Listen up contact lens lovers! A new study has found that wearing lenses can cause more infections in your eyes as compared to those who don’t wear them.
Researchers at NYU Langone Medical Center used high-precision genetic tests to differentiate the thousands of bacteria that make up the human microbiome, and found a diverse set of microorganisms in the eyes of daily that more closely resembles the group of microorganisms of their eyelid skin than the bacterial grouping typically found in the eyes of non-wearers.
Specifically, the NYU Langone team found that the eye surface, or conjunctiva, has surprisingly higher bacterial diversity than the skin directly beneath the eye and three times the usual proportion of Methylobacterium, Lactobacillus, Acinetobacter, and Pseudomonas bacteria in the eyes of the study’s nine contact lens wearers than is typically found on the surface of the eyeballs of 11 other men and women in the study who did not wear contact lenses.
When measured and plotted on a graph, statistical germ diversity scores showed that the eye microbiome of contact lens wearers had a composition more similar to that of the wearer’s skin than the eye microbiome of non-lens wearers.
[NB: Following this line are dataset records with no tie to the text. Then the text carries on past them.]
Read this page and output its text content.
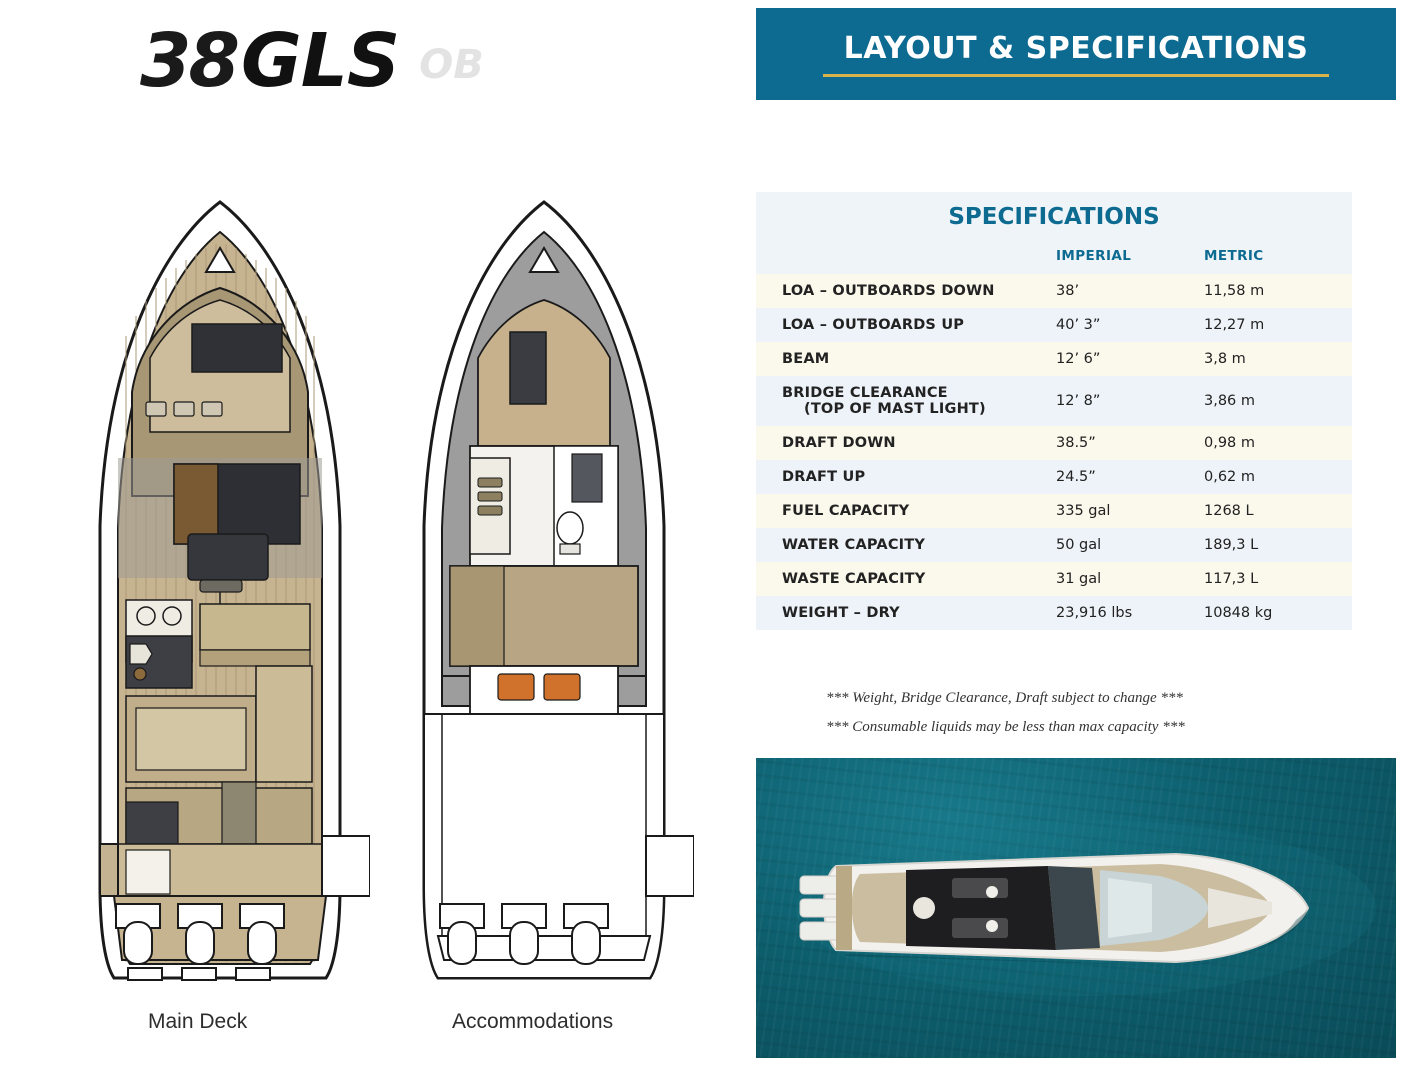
38 GLS OB
Main Deck	Accommodations
LAYOUT & SPECIFICATIONS
SPECIFICATIONS
	IMPERIAL	METRIC
LOA – OUTBOARDS DOWN	38’	11,58 m
LOA – OUTBOARDS UP	40’ 3”	12,27 m
BEAM	12’ 6”	3,8 m
BRIDGE CLEARANCE
(TOP OF MAST LIGHT)	12’ 8”	3,86 m
DRAFT DOWN	38.5”	0,98 m
DRAFT UP	24.5”	0,62 m
FUEL CAPACITY	335 gal	1268 L
WATER CAPACITY	50 gal	189,3 L
WASTE CAPACITY	31 gal	117,3 L
WEIGHT – DRY	23,916 lbs	10848 kg
*** Weight, Bridge Clearance, Draft subject to change ***
*** Consumable liquids may be less than max capacity ***
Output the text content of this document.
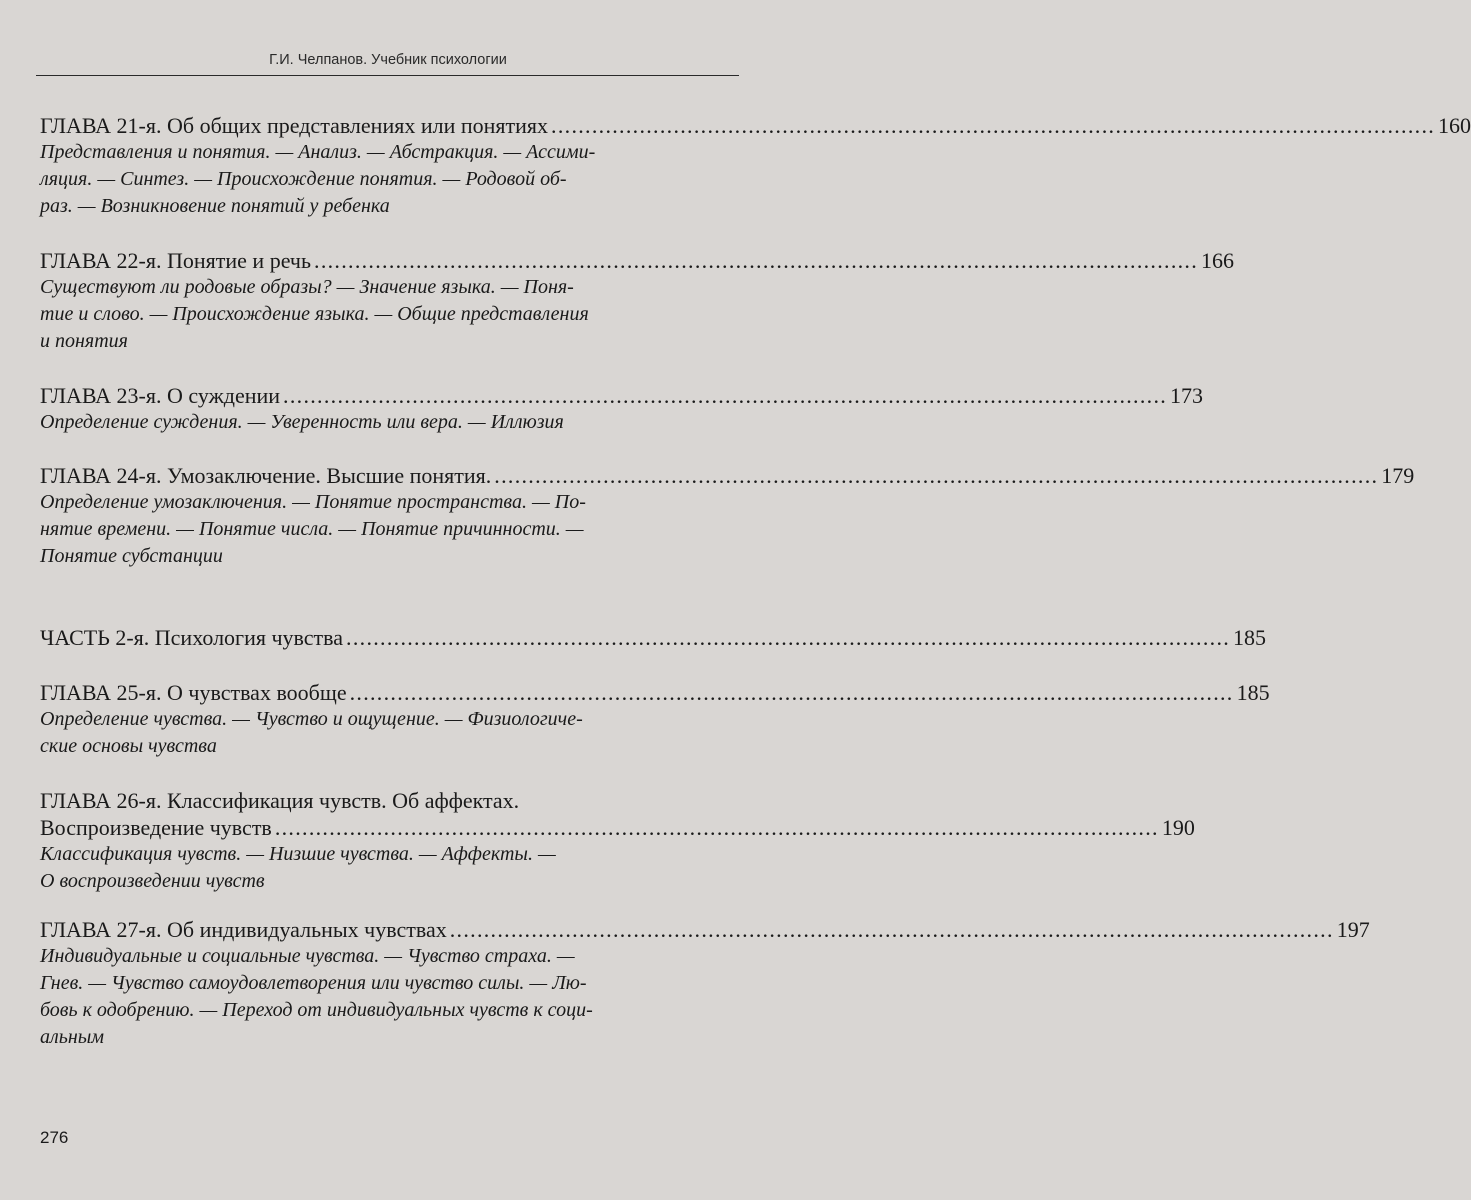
Г.И. Челпанов. Учебник психологии
ГЛАВА 21-я. Об общих представлениях или понятиях .................................................................................................................................. 160
Представления и понятия. — Анализ. — Абстракция. — Ассими-
ляция. — Синтез. — Происхождение понятия. — Родовой об-
раз. — Возникновение понятий у ребенка
ГЛАВА 22-я. Понятие и речь .................................................................................................................................. 166
Существуют ли родовые образы? — Значение языка. — Поня-
тие и слово. — Происхождение языка. — Общие представления
и понятия
ГЛАВА 23-я. О суждении .................................................................................................................................. 173
Определение суждения. — Уверенность или вера. — Иллюзия
ГЛАВА 24-я. Умозаключение. Высшие понятия. .................................................................................................................................. 179
Определение умозаключения. — Понятие пространства. — По-
нятие времени. — Понятие числа. — Понятие причинности. —
Понятие субстанции
ЧАСТЬ 2-я. Психология чувства .................................................................................................................................. 185
ГЛАВА 25-я. О чувствах вообще .................................................................................................................................. 185
Определение чувства. — Чувство и ощущение. — Физиологиче-
ские основы чувства
ГЛАВА 26-я. Классификация чувств. Об аффектах.
Воспроизведение чувств .................................................................................................................................. 190
Классификация чувств. — Низшие чувства. — Аффекты. —
О воспроизведении чувств
ГЛАВА 27-я. Об индивидуальных чувствах .................................................................................................................................. 197
Индивидуальные и социальные чувства. — Чувство страха. —
Гнев. — Чувство самоудовлетворения или чувство силы. — Лю-
бовь к одобрению. — Переход от индивидуальных чувств к соци-
альным
276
Surprisingly, more Staphylococcus Bacteria, which are linked to eye infections and more prominent on the skin – were found in the eyes of non-lens wearers, and researchers do not yet have an explanation for the disparity. Estimates vary, but many cases of potentially scarring bacterial keratitis, or eye inflammation, as well as conjunctival infections occur in contact lens wearers.
Senior study investigator and associate professor Maria Gloria Dominguez-Bello, PhD said that they still had to figure if these changes were due to fingers touching the eye, or from the lens’s direct pressure affecting and altering the immune system in the eye and what bacteria are suppressed or are allowed to thrive.
The report was presented at the annual meeting of the American Society for Microbiology in New Orleans.